III.2.  Análisis del caso concreto

El impetrante de tutela denunció la lesión de sus derechos a la libertad y al principio de celeridad; toda vez que, la Jueza de la causa expidió mandamiento de libertad en su favor; sin embargo, hasta la fecha de presentación de esta acción tutelar, dicho mandamiento no ha sido ejecutado por el Director del Centro Penitenciario de San Pedro de La Paz, ahora demandado, encontrándose ilegalmente privado de su libertad.

Ahora bien, ingresando al análisis del caso venido en revisión, cabe mencionar previamente que, tanto la normativa penal como la jurisprudencia constitucional, establecen que una vez emitido el mandamiento de libertad por parte del órgano jurisdiccional, y puesto a conocimiento de la autoridad encargada de su ejecución; es decir, de los Directores de cada centro penitenciario, el imputado debe ser puesto en libertad en el día, sin necesidad de trámite alguno; sin embargo, dicha prerrogativa se encuentra supeditada a una verificación previa sobre el cumplimiento de los requisitos para su ejecución, vale decir, que debe de comprobarse que el mandamiento sea auténtico, y que no exista ninguna otra orden judicial que restrinja el derecho a la libertad de la persona que solicita su ejecución.

En ese orden de cosas, en el caso concreto, se evidencia que en cumplimiento de la verificación de requisitos para la viabilización del mandamiento de libertad extendido en favor del accionante, se emitió el Informe de Verificación de 28 de abril de 2022, por el que, el Encargado de Archivo Kardex del Centro Penitenciario San Pedro de La Paz, certificó que revisado el file de antecedentes de Roger Elvis Tellería Zalles, se advirtió que éste último cuenta con otro mandamiento de detención en su contra; por cuyo efecto, el Director del citado recinto, mediante Auto de igual fecha, dispuso no dar curso a la libertad del prenombrado.

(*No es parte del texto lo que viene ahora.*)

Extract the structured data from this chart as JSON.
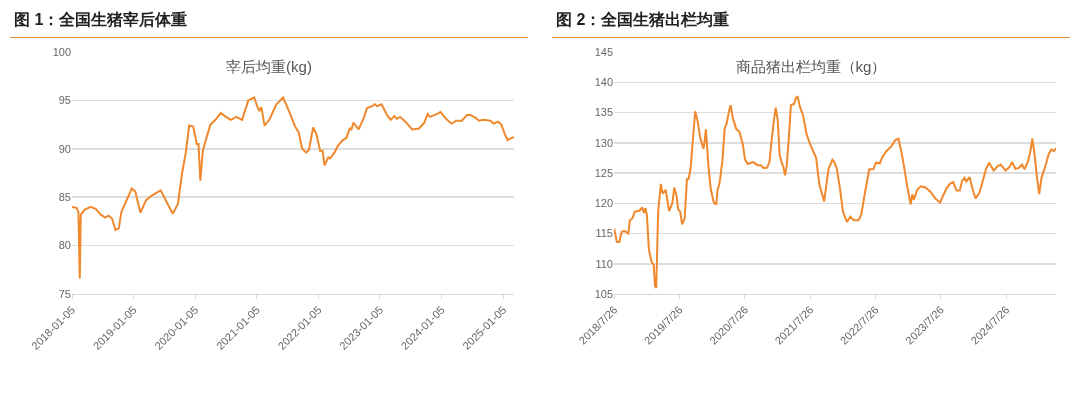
{
  "chart_data": [
    {
      "type": "line",
      "title": "图 1：全国生猪宰后体重",
      "subtitle": "宰后均重(kg)",
      "color": "#f0882d",
      "grid": "y",
      "xlim": [
        "2018-01-05",
        "2025-03-10"
      ],
      "xticks": [
        "2018-01-05",
        "2019-01-05",
        "2020-01-05",
        "2021-01-05",
        "2022-01-05",
        "2023-01-05",
        "2024-01-05",
        "2025-01-05"
      ],
      "ylim": [
        75,
        100
      ],
      "yticks": [
        75,
        80,
        85,
        90,
        95,
        100
      ],
      "x": [
        "2018-01-05",
        "2018-02-01",
        "2018-02-12",
        "2018-02-20",
        "2018-02-26",
        "2018-03-20",
        "2018-04-25",
        "2018-05-25",
        "2018-06-25",
        "2018-07-20",
        "2018-08-10",
        "2018-08-30",
        "2018-09-20",
        "2018-10-10",
        "2018-10-25",
        "2018-11-20",
        "2018-12-25",
        "2019-01-15",
        "2019-02-15",
        "2019-03-20",
        "2019-04-25",
        "2019-06-15",
        "2019-07-20",
        "2019-08-25",
        "2019-09-25",
        "2019-10-20",
        "2019-11-10",
        "2019-12-01",
        "2019-12-25",
        "2020-01-15",
        "2020-01-25",
        "2020-02-05",
        "2020-02-20",
        "2020-03-10",
        "2020-04-05",
        "2020-05-05",
        "2020-06-05",
        "2020-07-05",
        "2020-08-05",
        "2020-09-05",
        "2020-10-10",
        "2020-11-15",
        "2020-12-20",
        "2021-01-05",
        "2021-01-20",
        "2021-02-01",
        "2021-02-20",
        "2021-03-20",
        "2021-05-01",
        "2021-06-10",
        "2021-07-15",
        "2021-08-20",
        "2021-09-10",
        "2021-10-01",
        "2021-10-25",
        "2021-11-10",
        "2021-12-05",
        "2021-12-25",
        "2022-01-15",
        "2022-01-30",
        "2022-02-10",
        "2022-03-05",
        "2022-03-15",
        "2022-04-10",
        "2022-04-30",
        "2022-05-30",
        "2022-06-20",
        "2022-07-10",
        "2022-07-20",
        "2022-08-01",
        "2022-08-15",
        "2022-09-01",
        "2022-10-01",
        "2022-10-20",
        "2022-11-20",
        "2022-12-05",
        "2022-12-20",
        "2023-01-15",
        "2023-02-15",
        "2023-03-10",
        "2023-04-01",
        "2023-04-15",
        "2023-05-05",
        "2023-06-05",
        "2023-07-15",
        "2023-08-25",
        "2023-09-25",
        "2023-10-15",
        "2023-10-30",
        "2023-12-10",
        "2023-12-30",
        "2024-02-01",
        "2024-03-05",
        "2024-04-01",
        "2024-05-05",
        "2024-06-05",
        "2024-06-25",
        "2024-07-25",
        "2024-08-15",
        "2024-09-12",
        "2024-10-20",
        "2024-11-10",
        "2024-12-05",
        "2024-12-25",
        "2025-01-15",
        "2025-02-01",
        "2025-02-20",
        "2025-03-10"
      ],
      "values": [
        84,
        83.9,
        83.5,
        76.6,
        83.2,
        83.7,
        84,
        83.8,
        83.2,
        82.9,
        83.1,
        82.8,
        81.6,
        81.8,
        83.5,
        84.5,
        85.9,
        85.6,
        83.4,
        84.7,
        85.2,
        85.7,
        84.5,
        83.3,
        84.3,
        87.5,
        89.5,
        92.4,
        92.3,
        90.5,
        90.5,
        86.7,
        89.8,
        91,
        92.5,
        93,
        93.7,
        93.3,
        93,
        93.3,
        93,
        95,
        95.3,
        94.5,
        93.9,
        94.3,
        92.4,
        93,
        94.6,
        95.3,
        93.9,
        92.3,
        91.7,
        90,
        89.6,
        89.9,
        92.2,
        91.5,
        89.8,
        89.8,
        88.3,
        89.1,
        89,
        89.6,
        90.3,
        90.9,
        91.1,
        92.1,
        92,
        92.7,
        92.4,
        92,
        93.2,
        94.2,
        94.4,
        94.6,
        94.4,
        94.6,
        93.5,
        93,
        93.4,
        93.1,
        93.3,
        92.8,
        92,
        92.1,
        92.7,
        93.6,
        93.3,
        93.6,
        93.8,
        93.1,
        92.6,
        92.9,
        92.9,
        93.5,
        93.5,
        93.2,
        92.9,
        93,
        92.9,
        92.6,
        92.8,
        92.5,
        91.5,
        90.9,
        91.1,
        91.2
      ]
    },
    {
      "type": "line",
      "title": "图 2：全国生猪出栏均重",
      "subtitle": "商品猪出栏均重（kg）",
      "color": "#f0882d",
      "grid": "y",
      "xlim": [
        "2018-07-25",
        "2025-04-30"
      ],
      "xticks": [
        {
          "value": "2018-07-26",
          "label": "2018/7/26"
        },
        {
          "value": "2019-07-26",
          "label": "2019/7/26"
        },
        {
          "value": "2020-07-26",
          "label": "2020/7/26"
        },
        {
          "value": "2021-07-26",
          "label": "2021/7/26"
        },
        {
          "value": "2022-07-26",
          "label": "2022/7/26"
        },
        {
          "value": "2023-07-26",
          "label": "2023/7/26"
        },
        {
          "value": "2024-07-26",
          "label": "2024/7/26"
        }
      ],
      "ylim": [
        105,
        145
      ],
      "yticks": [
        105,
        110,
        115,
        120,
        125,
        130,
        135,
        140,
        145
      ],
      "x": [
        "2018-07-26",
        "2018-08-10",
        "2018-08-24",
        "2018-09-06",
        "2018-09-24",
        "2018-10-13",
        "2018-10-22",
        "2018-11-05",
        "2018-11-18",
        "2018-12-15",
        "2018-12-30",
        "2019-01-08",
        "2019-01-17",
        "2019-01-25",
        "2019-02-05",
        "2019-02-19",
        "2019-03-04",
        "2019-03-11",
        "2019-03-18",
        "2019-03-29",
        "2019-04-13",
        "2019-04-22",
        "2019-05-10",
        "2019-05-29",
        "2019-06-16",
        "2019-06-27",
        "2019-07-09",
        "2019-07-19",
        "2019-07-30",
        "2019-08-10",
        "2019-08-24",
        "2019-09-06",
        "2019-09-15",
        "2019-09-26",
        "2019-10-09",
        "2019-10-22",
        "2019-11-05",
        "2019-11-18",
        "2019-12-01",
        "2019-12-08",
        "2019-12-21",
        "2020-01-03",
        "2020-01-17",
        "2020-02-03",
        "2020-02-17",
        "2020-02-23",
        "2020-03-07",
        "2020-03-22",
        "2020-04-04",
        "2020-04-15",
        "2020-04-27",
        "2020-05-07",
        "2020-05-20",
        "2020-06-07",
        "2020-06-25",
        "2020-07-14",
        "2020-07-26",
        "2020-08-10",
        "2020-08-28",
        "2020-09-11",
        "2020-10-03",
        "2020-10-22",
        "2020-11-09",
        "2020-11-27",
        "2020-12-10",
        "2020-12-21",
        "2021-01-03",
        "2021-01-14",
        "2021-01-25",
        "2021-02-05",
        "2021-02-17",
        "2021-02-26",
        "2021-03-07",
        "2021-03-16",
        "2021-03-29",
        "2021-04-09",
        "2021-04-26",
        "2021-05-07",
        "2021-05-16",
        "2021-05-29",
        "2021-06-16",
        "2021-07-05",
        "2021-07-22",
        "2021-08-10",
        "2021-08-28",
        "2021-09-15",
        "2021-10-12",
        "2021-11-05",
        "2021-11-27",
        "2021-12-06",
        "2021-12-21",
        "2022-01-08",
        "2022-01-25",
        "2022-02-17",
        "2022-03-07",
        "2022-03-26",
        "2022-04-22",
        "2022-05-07",
        "2022-05-29",
        "2022-06-21",
        "2022-07-14",
        "2022-07-28",
        "2022-08-19",
        "2022-09-02",
        "2022-09-24",
        "2022-10-22",
        "2022-11-13",
        "2022-12-01",
        "2022-12-19",
        "2023-01-03",
        "2023-01-21",
        "2023-02-08",
        "2023-02-17",
        "2023-02-26",
        "2023-03-16",
        "2023-04-04",
        "2023-05-01",
        "2023-05-29",
        "2023-06-25",
        "2023-07-22",
        "2023-08-10",
        "2023-08-28",
        "2023-09-15",
        "2023-10-03",
        "2023-10-22",
        "2023-11-09",
        "2023-11-22",
        "2023-12-06",
        "2023-12-15",
        "2024-01-03",
        "2024-01-21",
        "2024-02-05",
        "2024-02-26",
        "2024-03-16",
        "2024-04-04",
        "2024-04-22",
        "2024-05-16",
        "2024-06-07",
        "2024-06-25",
        "2024-07-22",
        "2024-08-10",
        "2024-08-28",
        "2024-09-15",
        "2024-10-03",
        "2024-10-22",
        "2024-11-05",
        "2024-11-24",
        "2024-12-06",
        "2024-12-19",
        "2024-12-30",
        "2025-01-14",
        "2025-01-26",
        "2025-02-08",
        "2025-02-26",
        "2025-03-20",
        "2025-04-04",
        "2025-04-18",
        "2025-04-30"
      ],
      "values": [
        115.8,
        113.6,
        113.6,
        115.3,
        115.4,
        115,
        117.2,
        117.5,
        118.6,
        118.8,
        119.3,
        118.4,
        119.2,
        118,
        112.4,
        110.4,
        109.8,
        106.3,
        106,
        118.7,
        123.2,
        121.6,
        122.2,
        118.7,
        120,
        122.6,
        121.3,
        119,
        118.6,
        116.5,
        117.5,
        124,
        124,
        125.7,
        130.5,
        135.2,
        133.5,
        131,
        129.5,
        129,
        132.2,
        126.5,
        122.3,
        120.1,
        119.8,
        122,
        123.5,
        127,
        132.4,
        133.2,
        135.1,
        136.2,
        134,
        132.3,
        131.8,
        129.8,
        127.3,
        126.5,
        126.7,
        126.8,
        126.3,
        126.3,
        125.8,
        125.9,
        126.8,
        130,
        133.5,
        135.8,
        133.8,
        128,
        126.7,
        126,
        124.6,
        126,
        131,
        136.2,
        136.4,
        137.4,
        137.7,
        136,
        134.5,
        131.5,
        130,
        128.7,
        127.5,
        123.1,
        120.3,
        125.6,
        127.2,
        126.9,
        125.8,
        122.5,
        118.6,
        116.9,
        117.8,
        117.2,
        117.2,
        118.1,
        121.9,
        125.6,
        125.6,
        126.7,
        126.6,
        127.6,
        128.6,
        129.4,
        130.4,
        130.7,
        128.3,
        125.8,
        122.5,
        119.8,
        121.5,
        120.6,
        122.2,
        122.8,
        122.6,
        121.9,
        120.8,
        120.1,
        121.4,
        122.5,
        123.2,
        123.5,
        122.1,
        122.1,
        123.7,
        124.2,
        123.6,
        124.3,
        122.2,
        120.8,
        121.7,
        123.6,
        125.7,
        126.7,
        125.4,
        126.1,
        126.4,
        125.4,
        125.9,
        126.8,
        125.7,
        125.8,
        126.4,
        125.6,
        126.9,
        128.3,
        130.7,
        128.3,
        124.2,
        121.5,
        124.2,
        125.8,
        128.1,
        128.9,
        128.6,
        129.1
      ]
    }
  ]
}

Constando al efecto, el correspondiente Mandamiento de Apremio librado el 19 de abril de 2022, por el Juez Público de Familia Décimo Tercero del departamento de La Paz, por el que se ordena a cualquier autoridad hábil y no impedida, proceder al apremio de Roger Elvis Tellería Zallez, hasta la cancelación del monto total adeudado de Bs24 000.- por asistencia familiar, dentro del proceso de referencia seguido por María Elena Tapia Terceros en contra del prenombrado.

Ahora bien, de lo desarrollado precedentemente, y en virtud del Fundamento Jurídico III.1 de este fallo constitucional, corresponde señalar que, si bien el impetrante de tutela exige el cumplimiento de lo ordenado por la Jueza de la causa, solicitando que el Director del Centro Penitenciario San Pedro, hoy demandado, materialice su libertad de forma inmediata; empero, de acuerdo con los antecedentes que acompañan esta acción tutelar, conforme se citó precedentemente, se advierte que luego de procederse a la verificación exigida por ley, se constató la existencia de otro mandamiento de apremio librado en contra del accionante, lo que imposibilitó que la decisión judicial pueda ser ejecutada por el hoy demandado.

Por lo que en mérito a lo descrito, corresponde denegar la tutela solicitada, al evidenciarse que la autoridad demandada únicamente enmarcó su accionar a lo que manda la ley, acreditándose la existencia de un justificativo razonable que imposibilitó la ejecución de la orden judicial emitida por la autoridad jurisdiccional competente, sin que ello importe la lesión de los derechos invocados por el ahora impetrante de tutela.

Consiguientemente, la Jueza de garantías, al denegar la tutela solicitada, obró de manera correcta.